$subject_val = "Re: [OMPI users] vfs_write returned -14"; include("../../include/msg-header.inc"); ?>
Subject: Re: [OMPI users] vfs_write returned -14
From: Kritiraj Sajadah (ksajadah_at_[hidden])
Date: 2009-06-18 19:33:15
Hello Josh,
ThanK you again for your respond.
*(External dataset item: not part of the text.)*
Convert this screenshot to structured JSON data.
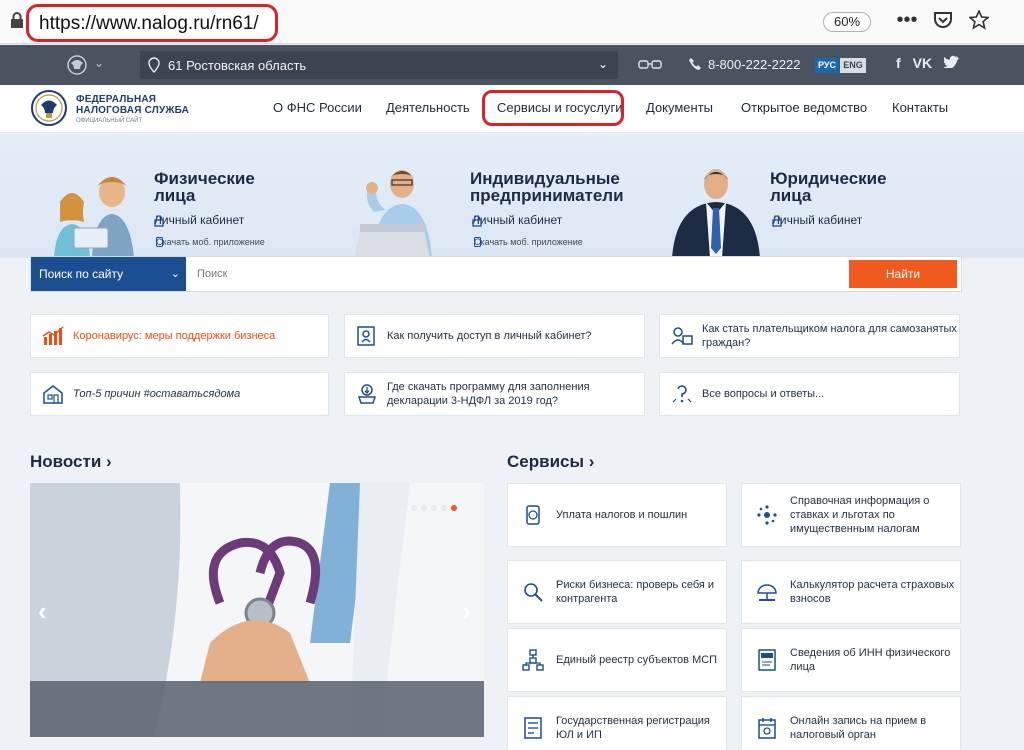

I tried chekpointing a simple c program using BLCR...and got the same error, i.e:
- vfs_write returned -14
- file_header: write returned -14
Checkpoint failed: Bad address
This is how i installed and run mpi programs for checkpointing:
1) configure and install blcr
tar zxf blcr-<VERSION>.tar.gz
cd blcr-<VERSION>
mkdir builddir
cd builddir
../configure --prefix=/usr/local/ --enable-debug=yes --enable-libcr-tracing=yes --enable-kernel-tracing=yes --enable-testsuite=yes --enable-all-static=yes --enable-static=yes
make
make install
2) configure and install openmpi
./configure --prefix=/usr/local/ --enable-picky --enable-debug --enable-mpi-profile --enable-mpi-cxx --enable-pretty-print-stacktrace --enable-binaries --enable-trace --enable-static=yes --enable-debug --with-devel-headers=1 --with-mpi-param-check=always --with-ft=cr --enable-ft-thread --with-blcr=/usr/local/ --with-blcr-libdir=/usr/local/lib --enable-mpi-threads=yes
make all install
3) Compile and run mpi program as follows:
raj> mpicc helloworld.c -o helloworld
raj> mpirun -am ft-enable-cr helloworld
4) To checkpoint the running program,
raj> ompi-checkpoint [any option] pid
for example: ompi-checkpoint -v 11527
5) To restart your checkpoint, locate the checkpoint file and type the following from the command line:
raj> mpi-restart ompi_global_snapshot_XXXX.ckpt
The did another test with BLCR however,
I tried checkpointing my c application from the /tmp directory instead of my $HOME directory and it checkpointed fine.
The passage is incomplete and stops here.